USC's English says it’s important to remember that the U.S., too, is waging a campaign -- against Putin.
“In 2011, you had President Obama’s administration breach the norm and suggest Putin’s party committed election fraud,” English says. “There couldn’t be more direct interference than having the U.S. administration saying, ‘We don’t want Putin.’ ”
English also notes that the U.S. is believed to be behind recent Ukrainian hacks of sensitive Russian government emails. Meantime, the CIA has concluded that Russia was behind the effort to hack and release Democratic campaign emails in an effort to get Trump elected.
Russia has also been tied to fake news stories that were damaging to Clinton’s candidacy.
“We’re in this place where news consumers honestly have no idea what they’re consuming,” says Kelly McBride, vice president of the Poynter Institute. “Some of the fake news is really bad actors trying to negatively influence the American democratic process in order to change the balance of world events. You know, somebody sitting on the other end, clicking their fingers together, going
‘Mwha-hah-hah-hah.’ Like, it’s really that bad.”
Russian Influence Seen in Secession Debates Across U.S.
Russia supports other secessionist efforts in the U.S., including the Free Vermont movement, and the “Texit” movement in Texas.
In an interview, Texas Nationalist Movement President Daniel Miller says his group got a “small grant” from the Russian government. However, Miller declined to disclose how much money the Kremlin gave his group.

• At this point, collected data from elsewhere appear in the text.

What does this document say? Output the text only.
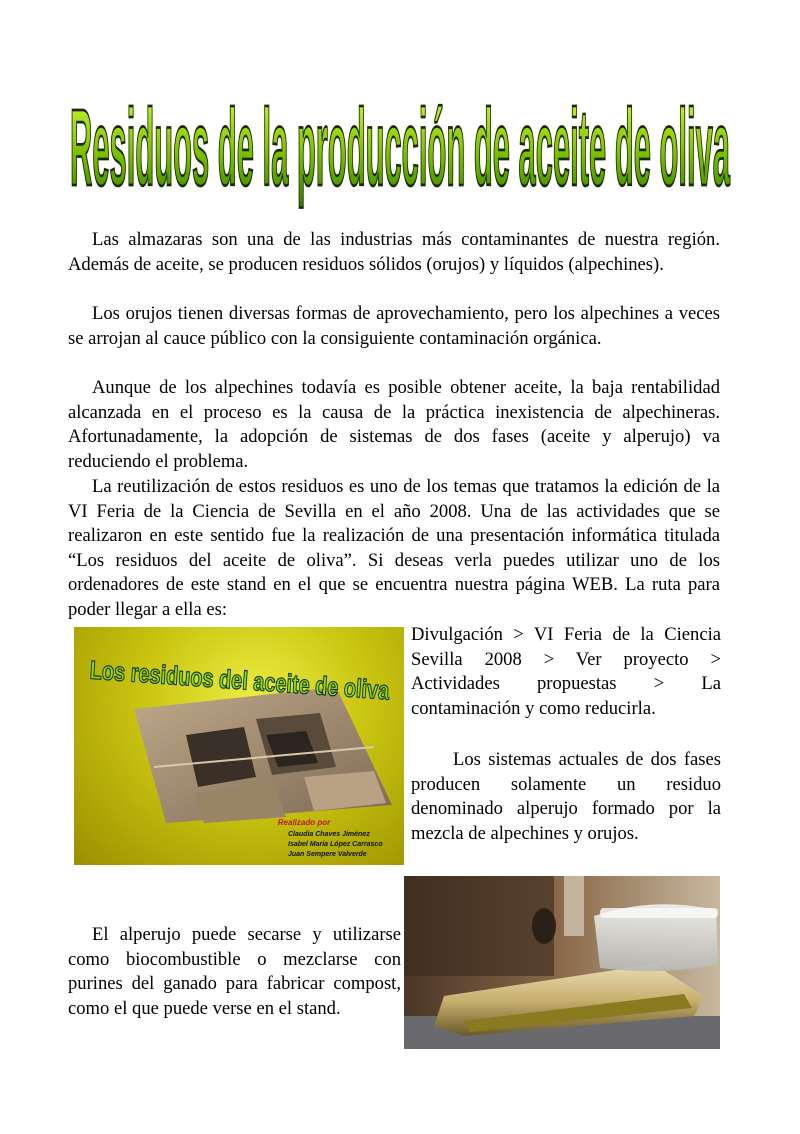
Residuos de la producción de aceite de oliva

Las almazaras son una de las industrias más contaminantes de nuestra región. Además de aceite, se producen residuos sólidos (orujos) y líquidos (alpechines).

Los orujos tienen diversas formas de aprovechamiento, pero los alpechines a veces se arrojan al cauce público con la consiguiente contaminación orgánica.

Aunque de los alpechines todavía es posible obtener aceite, la baja rentabilidad alcanzada en el proceso es la causa de la práctica inexistencia de alpechineras. Afortunadamente, la adopción de sistemas de dos fases (aceite y alperujo) va reduciendo el problema.

La reutilización de estos residuos es uno de los temas que tratamos la edición de la VI Feria de la Ciencia de Sevilla en el año 2008. Una de las actividades que se realizaron en este sentido fue la realización de una presentación informática titulada “Los residuos del aceite de oliva”. Si deseas verla puedes utilizar uno de los ordenadores de este stand en el que se encuentra nuestra página WEB. La ruta para poder llegar a ella es:

Los residuos del aceite de oliva
Realizado por
Claudia Chaves Jiménez
Isabel María López Carrasco
Juan Sempere Valverde

Divulgación > VI Feria de la Ciencia Sevilla 2008 > Ver proyecto > Actividades propuestas > La contaminación y como reducirla.

Los sistemas actuales de dos fases producen solamente un residuo denominado alperujo formado por la mezcla de alpechines y orujos.

El alperujo puede secarse y utilizarse como biocombustible o mezclarse con purines del ganado para fabricar compost, como el que puede verse en el stand.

He does say the cash helped offset costs of attending a Moscow conference of the Anti-Globalization Movement of Russia, a Kremlin-backed group that supports Western separatist movements.
Miller says he welcomes Russia’s -- and any other countries' -- support in his quest for local “self-determination.”
He also dismisses concerns that Russia is working with a movement that could weaken the United States if its aims are achieved.
“Our viewpoints are aligned, in that both Russia and us agree that local self-determination is the best form of government,” Miller says. “But ultimately, Russia is not our concern.”
While initially dismissed as a fringe group, the Texit movement has come close to inserting secessionist language into the platform of the Texas Republican Party. Miller expects his movement will be successful at the party's next state convention.
“We also plan on having legislation filed [at the statehouse],” Miller says. “We’ve been working with a couple prominent Republicans and I expect to see this issue to be talked about in Austin.”
Miller adds that his movement existed long before Vladimir Putin came back to power in 2011.
“This isn’t a Manchurian candidate situation,” says USC’s Robert English. “There has to be divisions that exist for Putin to exploit.”
Louis Marinelli acknowledges that Putin is helping secession movements –- including his own Yes California campaign –- as part of a broader strategy to curb U.S. influence.
“I kinda don’t blame them,” Marinelli says. “Because it’s what the United States has been doing to them, and to every country around the world.”
But while the Texit and other secessionist movements may have existed before the Kremlin took the strategy of influencing Western elections, Yes California did not.
Marinelli denies he has received direct support of any kind from the Russian government, including financial grants similar to those given to the Texit movement.
Marinelli says he’s happy to talk to anyone about California secession –- although while he’s in Russia, it will have to be by email or over the phone.